Light of the Jedi(20)
“Yeah, well,” Joss said, “I had an idea about that, too.”
He activated his comm system.
“Master Te’Ami,” he said. He wasn’t sure if the Duros Jedi actually was a Jedi Master, or a Jedi Knight, or some other rank in the Order, but he called them all Master. Better safe than sorry. Joss didn’t know if the Jedi could even get offended, but why take a chance?
“Yes, Captain Adren?” came the Jedi’s voice, cool and utterly without tension, even though she was facing the same impossible problems he was.
“I might have an idea. But I have a question. You know how you guys can move things around by thinking about it?”
A bit of a pause.
“We use our connection to the Force, but yes, I know what you mean.”
“Can you stop things from moving around?”
Another, longer pause.
“I see where you’re going with this, Captain, but we’re not gods. We can’t just stop that thing cold.”
“Not asking you to,” Joss said, rolling his eyes at Pikka, who grinned at him. “We have something aboard that might be able to slow it down, but it’s not easy to use. We’ll have to try to match velocity with the fragment, and we all know how fast it’s going. It’ll take every bit of engine power we have, and a lot of our fuel, just to accelerate to where we need to be.
“If you can slow it down even a little, even five percent, even one percent, it could make a big difference. At these speeds, even a minor downward shift in velocity would still mean a significant reduction in the resources we’d have to expend.”
“One moment,” Te’Ami said. The line went cold, and Joss figured she was probably talking to the other Jedi, seeing if they thought this would work.
The comm hissed back to life.
“We’ll do what we can,” the Jedi said.
“Excellent,” Joss said. Then a thought, and he leaned forward and spoke into the comm again.
“And, uh, if you could maybe try to hold the fragment together, too, when you slow it down?”
“Why?”
“Because we’re going to hit it with these big metal clamp things, and we don’t know how fragile it is. We don’t even know what it is. Might cause it to just shatter. So if there’s anything you could do to, you know…prevent that…might be good.”
A very long pause.
“This is the best idea you have?”
“Only idea I have, Master Jedi. If we can connect to the thing, we can reverse engines, full power, but gradual, slow it down. We’re not seeing any drive signatures from it—it’s like a projectile from a slugthrower. Like someone whipped a rock real fast. If we could get some opposing force on it, should drain down the velocity pretty quick. If, uh, it doesn’t break apart. But that’s where you guys come in.”
The longest pause yet.
“As I said, Captain…we will do what we can.”
“Great,” Joss said.
He snapped off the comm and turned to Pikka.
“The space wizards don’t seem very excited about this,” she said.
“Eh,” he answered. “They’ll be excited when it works.”

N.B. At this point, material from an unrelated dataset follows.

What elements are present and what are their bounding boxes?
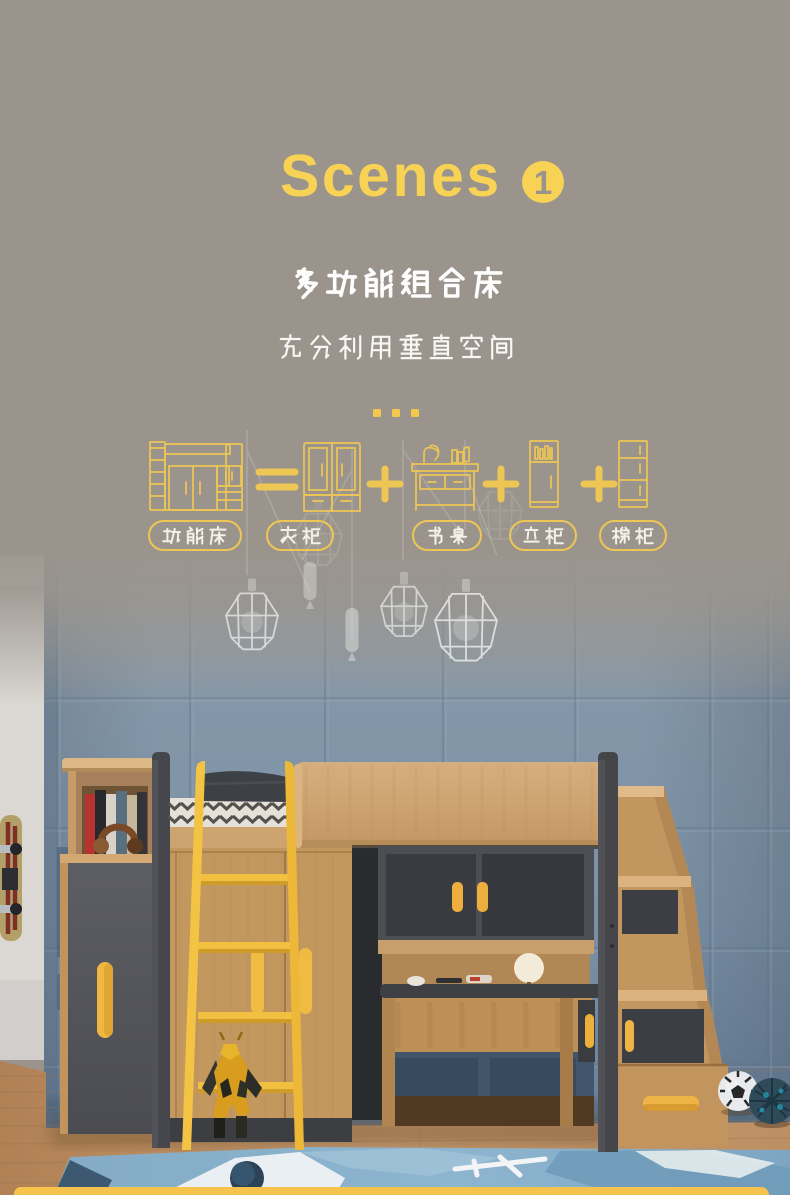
svg-text:Scenes: Scenes xyxy=(280,143,502,209)
svg-text:1: 1 xyxy=(534,164,552,201)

“Is it going to work?” she asked. “Or will the thing break apart, or will the cables snap and whiplash us off into space, or will we just not be able to latch on no matter what we try?”
“Eh,” Joss said again.
He pushed the throttle all the way forward, and the Longbeam leapt into space, the engines roaring, every surface vibrating with power.
“Let’s find out.”
A line of four vessels, carrying approximately thirty-five hundred people, moved at a steady pace away from Hetzal Prime. They sought safety from the barrage of deadly projectiles that had infiltrated the system and continued to wreak havoc. From the farthest reaches all the way to the gas harvesting stations near the three suns that powered Hetzal’s endless growing seasons, destruction reigned.
Two of the ships were passenger liners, and two were cargo freighters temporarily repurposed as transports for the duration of the emergency. While the passenger liners were capable of greater speed than the freighters, all four captains had opted to remain together as they traversed space on their way out of the system, so as to render aid to one another if needed.
Minister Ecka’s evacuation order had asked all ships to reach “minimum safe distance” but was vague on what that might actually mean. To find their path to safety, the captains were relying on the Republic vessel that had transited into the system at the start of all this. It was coordinating efforts from the surface of Hetzal Prime, sending out a tracking feed. From that, the captains could see the path of the deadly rain of projectiles falling on the system. It gave them a sense of where safety might lie.
Based on what they could see, they should be out of the danger zone soon. After that…who knew? Apparently, the Republic and their Jedi colleagues were executing some sort of plan, but no one on the ships knew what it was, or when it would be possible to return to their homeworld. Assuming they ever could. For all they knew, the situation was permanent, and they would never set foot on Hetzal Prime again.
This turned out to be true.
In less than the blink of an eye, the ships vanished, replaced with four slowly expanding balloons of fire and vapor and shredded metal and molecular remnants of the thousands of people aboard. One of the projectiles had exited hyperspace directly in their path, and because the vessels had grouped together for safety, it pierced them all, one after the other, like a skewer through bits of meat. The ships were gone.